I co-created this large intermediate data science class. This class now serves over 1200 students a semester.

Combining data, computation, and inferential thinking, data science is redefining how people and organizations solve challenging problems and understand their world. This intermediate level class bridges between Data8 and upper division computer science and statistics courses as well as methods courses in other fields. In this class, we explore key areas of data science including question formulation, data collection and cleaning, visualization, statistical inference, predictive modeling, and decision making.​ Through a strong emphasizes on data centric computing, quantitative critical thinking, and exploratory data analysis this class covers key principles and techniques of data science. These include languages for transforming, querying and analyzing data; algorithms for machine learning methods including regression, classification and clustering; principles behind creating informative data visualizations; statistical concepts of measurement error and prediction; and techniques for scalable data processing.

  1. Data Science 100 (SP20)
  2. Data Science 100 (SP18)
  3. Data Science 100 (FA17)
  4. Data Science 100 (Sp17)

AI-Sys Graduate Seminar (294-162) FA 2019.

Course Website

Description

The recent success of AI has been in large part due in part to advances in hardware and software systems. These systems have enabled training increasingly complex models on ever larger datasets. In the process, these systems have also simplified model development, enabling the rapid growth in the machine learning community. These new hardware and software systems include a new generation of GPUs and hardware accelerators (e.g., TPU and Nervana), open source frameworks such as Theano, TensorFlow, PyTorch, MXNet, Apache Spark, Clipper, Horovod, and Ray, and a myriad of systems deployed internally at companies just to name a few. At the same time, we are witnessing a flurry of ML/RL applications to improve hardware and system designs, job scheduling, program synthesis, and circuit layouts.

In this course, we will describe the latest trends in systems designs to better support the next generation of AI applications, and applications of AI to optimize the architecture and the performance of systems. The format of this course will be a mix of lectures, in class paper review discussions, and student presentations. Students will be responsible for paper readings, and completing a hands-on project. For projects, we will strongly encourage teams that contains both AI and systems students.


Previous Graduate Seminars

When time is available I teach graduate seminars in machine learning and systems.

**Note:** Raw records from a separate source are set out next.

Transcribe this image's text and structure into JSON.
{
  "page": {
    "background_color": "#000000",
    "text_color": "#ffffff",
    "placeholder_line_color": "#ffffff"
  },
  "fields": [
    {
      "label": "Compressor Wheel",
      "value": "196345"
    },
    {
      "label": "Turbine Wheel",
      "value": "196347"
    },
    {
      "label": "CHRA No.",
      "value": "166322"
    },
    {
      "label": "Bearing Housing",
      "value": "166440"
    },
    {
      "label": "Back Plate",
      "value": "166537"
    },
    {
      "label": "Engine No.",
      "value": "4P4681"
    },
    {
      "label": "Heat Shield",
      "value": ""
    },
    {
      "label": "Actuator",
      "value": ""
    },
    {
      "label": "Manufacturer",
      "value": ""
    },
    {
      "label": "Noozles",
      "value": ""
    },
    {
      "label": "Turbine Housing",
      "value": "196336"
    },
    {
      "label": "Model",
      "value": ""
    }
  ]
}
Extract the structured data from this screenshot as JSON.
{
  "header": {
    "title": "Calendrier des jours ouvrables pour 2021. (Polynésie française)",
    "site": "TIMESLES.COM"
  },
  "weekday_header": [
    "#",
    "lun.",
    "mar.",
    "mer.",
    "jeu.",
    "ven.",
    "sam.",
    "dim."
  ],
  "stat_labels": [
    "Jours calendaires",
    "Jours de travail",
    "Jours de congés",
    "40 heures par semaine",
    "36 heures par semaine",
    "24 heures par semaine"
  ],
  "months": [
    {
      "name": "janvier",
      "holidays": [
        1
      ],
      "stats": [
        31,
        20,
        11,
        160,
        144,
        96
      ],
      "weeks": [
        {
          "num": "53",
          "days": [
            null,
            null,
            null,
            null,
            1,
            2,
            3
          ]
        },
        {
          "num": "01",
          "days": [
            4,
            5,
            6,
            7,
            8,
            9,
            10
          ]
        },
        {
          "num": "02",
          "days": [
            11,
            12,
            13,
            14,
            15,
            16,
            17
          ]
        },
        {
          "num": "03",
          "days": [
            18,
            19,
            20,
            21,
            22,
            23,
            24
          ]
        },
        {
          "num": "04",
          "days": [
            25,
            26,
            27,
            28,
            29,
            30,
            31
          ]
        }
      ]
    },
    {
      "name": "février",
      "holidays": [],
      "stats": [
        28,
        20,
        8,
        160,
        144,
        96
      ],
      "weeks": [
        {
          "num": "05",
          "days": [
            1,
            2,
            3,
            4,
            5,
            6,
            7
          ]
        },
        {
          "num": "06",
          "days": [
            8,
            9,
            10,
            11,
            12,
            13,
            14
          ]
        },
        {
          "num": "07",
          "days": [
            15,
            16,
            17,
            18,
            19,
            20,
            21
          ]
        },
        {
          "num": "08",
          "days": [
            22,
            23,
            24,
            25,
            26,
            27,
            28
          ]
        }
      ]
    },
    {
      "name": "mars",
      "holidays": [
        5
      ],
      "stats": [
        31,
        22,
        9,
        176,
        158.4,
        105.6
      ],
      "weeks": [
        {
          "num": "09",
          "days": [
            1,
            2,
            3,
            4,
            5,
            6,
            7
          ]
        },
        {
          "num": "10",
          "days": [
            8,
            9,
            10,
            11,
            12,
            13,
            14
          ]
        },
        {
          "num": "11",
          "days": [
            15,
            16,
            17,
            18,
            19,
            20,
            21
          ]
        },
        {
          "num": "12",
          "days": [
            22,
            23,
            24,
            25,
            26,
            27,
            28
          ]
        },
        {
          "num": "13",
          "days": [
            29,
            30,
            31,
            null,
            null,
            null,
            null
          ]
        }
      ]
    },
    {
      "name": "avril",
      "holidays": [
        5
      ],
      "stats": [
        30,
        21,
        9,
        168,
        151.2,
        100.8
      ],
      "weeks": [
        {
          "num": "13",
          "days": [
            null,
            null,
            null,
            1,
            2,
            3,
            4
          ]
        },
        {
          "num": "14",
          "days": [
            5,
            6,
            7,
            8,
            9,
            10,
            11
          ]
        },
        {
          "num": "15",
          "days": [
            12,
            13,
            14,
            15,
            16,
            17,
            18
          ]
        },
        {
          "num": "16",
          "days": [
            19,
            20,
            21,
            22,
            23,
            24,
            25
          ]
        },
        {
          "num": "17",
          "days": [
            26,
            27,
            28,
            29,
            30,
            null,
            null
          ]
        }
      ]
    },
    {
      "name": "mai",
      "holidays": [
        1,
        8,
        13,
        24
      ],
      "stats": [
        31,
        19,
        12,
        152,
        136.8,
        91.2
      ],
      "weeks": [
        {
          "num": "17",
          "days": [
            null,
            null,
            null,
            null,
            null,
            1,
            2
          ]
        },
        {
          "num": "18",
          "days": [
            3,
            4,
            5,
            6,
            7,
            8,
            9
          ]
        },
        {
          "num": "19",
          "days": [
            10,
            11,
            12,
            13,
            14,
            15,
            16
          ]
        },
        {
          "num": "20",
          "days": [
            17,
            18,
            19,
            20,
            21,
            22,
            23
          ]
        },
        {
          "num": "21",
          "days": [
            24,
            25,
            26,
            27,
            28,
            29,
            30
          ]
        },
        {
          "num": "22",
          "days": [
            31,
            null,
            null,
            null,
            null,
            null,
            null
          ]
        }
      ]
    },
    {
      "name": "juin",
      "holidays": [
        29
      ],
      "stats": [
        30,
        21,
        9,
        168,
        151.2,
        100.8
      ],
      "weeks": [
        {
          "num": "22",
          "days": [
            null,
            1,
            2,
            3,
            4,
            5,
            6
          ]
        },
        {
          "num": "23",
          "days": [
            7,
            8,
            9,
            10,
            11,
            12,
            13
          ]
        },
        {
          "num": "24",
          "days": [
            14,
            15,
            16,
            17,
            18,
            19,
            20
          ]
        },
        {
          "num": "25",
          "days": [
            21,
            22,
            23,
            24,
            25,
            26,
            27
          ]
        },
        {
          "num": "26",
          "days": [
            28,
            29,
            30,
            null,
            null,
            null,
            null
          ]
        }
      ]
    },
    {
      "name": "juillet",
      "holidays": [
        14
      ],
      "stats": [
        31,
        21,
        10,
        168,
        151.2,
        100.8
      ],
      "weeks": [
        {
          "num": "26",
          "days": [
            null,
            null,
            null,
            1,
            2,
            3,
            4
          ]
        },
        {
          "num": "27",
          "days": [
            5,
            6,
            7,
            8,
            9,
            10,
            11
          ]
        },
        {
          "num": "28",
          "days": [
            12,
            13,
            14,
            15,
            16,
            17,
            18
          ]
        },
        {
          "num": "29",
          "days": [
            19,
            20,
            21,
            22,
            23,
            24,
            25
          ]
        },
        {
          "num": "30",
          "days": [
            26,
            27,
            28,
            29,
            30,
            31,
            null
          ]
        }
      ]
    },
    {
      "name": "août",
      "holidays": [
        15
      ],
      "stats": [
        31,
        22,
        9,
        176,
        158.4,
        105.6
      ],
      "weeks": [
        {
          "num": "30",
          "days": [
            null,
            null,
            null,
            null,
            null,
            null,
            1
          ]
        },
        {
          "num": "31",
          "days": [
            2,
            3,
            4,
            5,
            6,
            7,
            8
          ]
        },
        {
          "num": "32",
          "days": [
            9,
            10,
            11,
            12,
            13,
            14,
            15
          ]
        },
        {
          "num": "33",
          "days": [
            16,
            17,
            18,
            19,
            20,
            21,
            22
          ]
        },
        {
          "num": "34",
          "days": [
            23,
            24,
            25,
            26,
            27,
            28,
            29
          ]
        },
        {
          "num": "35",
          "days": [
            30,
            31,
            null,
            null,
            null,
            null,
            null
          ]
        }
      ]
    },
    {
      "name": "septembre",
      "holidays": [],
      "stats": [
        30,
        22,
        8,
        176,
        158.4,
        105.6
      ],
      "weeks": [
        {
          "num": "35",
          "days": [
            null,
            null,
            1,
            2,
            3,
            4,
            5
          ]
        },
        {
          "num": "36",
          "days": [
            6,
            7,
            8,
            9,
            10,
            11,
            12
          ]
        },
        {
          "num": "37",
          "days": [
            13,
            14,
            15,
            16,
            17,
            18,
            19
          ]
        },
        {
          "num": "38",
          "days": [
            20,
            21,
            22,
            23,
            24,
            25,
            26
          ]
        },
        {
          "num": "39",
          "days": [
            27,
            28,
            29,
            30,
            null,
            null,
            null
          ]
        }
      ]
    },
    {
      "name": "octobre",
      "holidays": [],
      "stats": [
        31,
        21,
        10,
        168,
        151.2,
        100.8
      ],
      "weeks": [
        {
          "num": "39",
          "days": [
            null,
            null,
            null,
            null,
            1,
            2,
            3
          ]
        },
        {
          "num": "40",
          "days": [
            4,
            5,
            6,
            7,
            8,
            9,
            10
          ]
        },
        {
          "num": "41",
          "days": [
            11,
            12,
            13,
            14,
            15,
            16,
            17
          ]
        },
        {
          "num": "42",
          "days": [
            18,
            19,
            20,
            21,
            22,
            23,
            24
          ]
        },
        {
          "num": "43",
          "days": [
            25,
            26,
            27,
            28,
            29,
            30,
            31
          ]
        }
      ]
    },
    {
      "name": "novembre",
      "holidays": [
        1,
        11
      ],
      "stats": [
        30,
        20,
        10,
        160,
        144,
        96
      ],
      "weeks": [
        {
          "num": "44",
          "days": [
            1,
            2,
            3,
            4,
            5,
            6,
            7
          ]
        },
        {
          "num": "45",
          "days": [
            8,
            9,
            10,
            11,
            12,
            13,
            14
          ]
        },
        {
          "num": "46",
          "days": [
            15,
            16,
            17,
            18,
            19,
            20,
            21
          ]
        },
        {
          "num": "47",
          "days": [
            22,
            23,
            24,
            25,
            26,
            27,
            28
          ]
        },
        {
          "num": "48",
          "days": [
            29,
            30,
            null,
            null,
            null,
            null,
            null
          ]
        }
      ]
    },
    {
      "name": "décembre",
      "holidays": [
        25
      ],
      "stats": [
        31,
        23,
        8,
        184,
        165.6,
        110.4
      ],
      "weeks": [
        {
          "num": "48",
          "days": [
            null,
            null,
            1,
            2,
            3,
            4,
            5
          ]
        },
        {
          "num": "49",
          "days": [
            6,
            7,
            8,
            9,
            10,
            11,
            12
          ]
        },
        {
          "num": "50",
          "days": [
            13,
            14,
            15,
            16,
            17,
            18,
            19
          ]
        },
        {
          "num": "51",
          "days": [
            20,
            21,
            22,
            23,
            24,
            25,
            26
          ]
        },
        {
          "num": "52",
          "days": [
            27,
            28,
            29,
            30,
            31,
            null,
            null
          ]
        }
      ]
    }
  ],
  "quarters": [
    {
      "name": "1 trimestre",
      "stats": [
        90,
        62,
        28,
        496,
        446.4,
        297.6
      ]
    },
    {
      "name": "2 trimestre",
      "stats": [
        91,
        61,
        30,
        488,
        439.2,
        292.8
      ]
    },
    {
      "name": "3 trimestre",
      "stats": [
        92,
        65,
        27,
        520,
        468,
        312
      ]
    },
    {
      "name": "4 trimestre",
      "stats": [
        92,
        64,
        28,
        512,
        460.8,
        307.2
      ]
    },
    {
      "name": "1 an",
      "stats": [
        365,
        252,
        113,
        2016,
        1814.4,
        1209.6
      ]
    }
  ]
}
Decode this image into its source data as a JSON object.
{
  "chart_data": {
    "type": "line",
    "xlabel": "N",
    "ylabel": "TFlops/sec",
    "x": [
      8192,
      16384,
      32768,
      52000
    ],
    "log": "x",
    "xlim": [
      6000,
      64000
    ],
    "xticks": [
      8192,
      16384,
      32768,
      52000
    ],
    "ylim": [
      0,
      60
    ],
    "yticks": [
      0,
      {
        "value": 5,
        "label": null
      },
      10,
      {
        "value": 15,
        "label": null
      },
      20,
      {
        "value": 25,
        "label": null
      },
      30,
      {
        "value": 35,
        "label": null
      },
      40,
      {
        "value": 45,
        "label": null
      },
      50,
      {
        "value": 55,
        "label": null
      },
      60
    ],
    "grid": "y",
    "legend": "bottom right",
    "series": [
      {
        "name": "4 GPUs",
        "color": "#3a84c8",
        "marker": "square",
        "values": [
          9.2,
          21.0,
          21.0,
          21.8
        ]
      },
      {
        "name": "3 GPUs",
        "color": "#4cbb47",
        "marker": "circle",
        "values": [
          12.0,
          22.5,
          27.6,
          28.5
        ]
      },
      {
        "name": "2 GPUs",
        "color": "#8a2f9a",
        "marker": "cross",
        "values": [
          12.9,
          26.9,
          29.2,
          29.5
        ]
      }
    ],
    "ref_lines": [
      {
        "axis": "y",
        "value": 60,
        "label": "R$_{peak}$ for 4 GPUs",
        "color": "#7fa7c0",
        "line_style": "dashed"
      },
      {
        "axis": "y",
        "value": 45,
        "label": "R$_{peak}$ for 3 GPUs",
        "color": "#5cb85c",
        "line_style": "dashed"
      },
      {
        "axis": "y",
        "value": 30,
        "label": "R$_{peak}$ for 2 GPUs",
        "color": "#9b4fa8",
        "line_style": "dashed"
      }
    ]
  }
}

AI-Sys Graduate Seminar (294-159) Spring 2019.

This was the first of the AI-Sys graduate seminars co-taught with Ion Stoica. Here we focused on interesting recent papers in AI and Systems.

CS294-20: RISE Lab Class

This seminar aims to serve as a catalyst for research in the RISE lab, a new lab following the AMPLab. We will read and discuss papers on the state-of-the-art of learning systems (large-scale model training, deep learning, real-time robust inference), big data systems (scale-out vs scale-up, scalable data analytics), and systems security (computation on encrypted data, secure hardware enclaves, language-based mechanisms).


Introduction to Databases

Access methods and file systems to facilitate data access. Hierarchical, network, relational, and object-oriented data models. Query languages for models. Embedding query languages in programming languages. Database services including protection, integrity control, and alternative views of data. High-level interfaces including application generators, browsers, and report writers. Introduction to transaction processing. Database system implementation to be done as term project.

  1. Introduction to Databases (CS186/286) co-taught with Joe Hellerstein.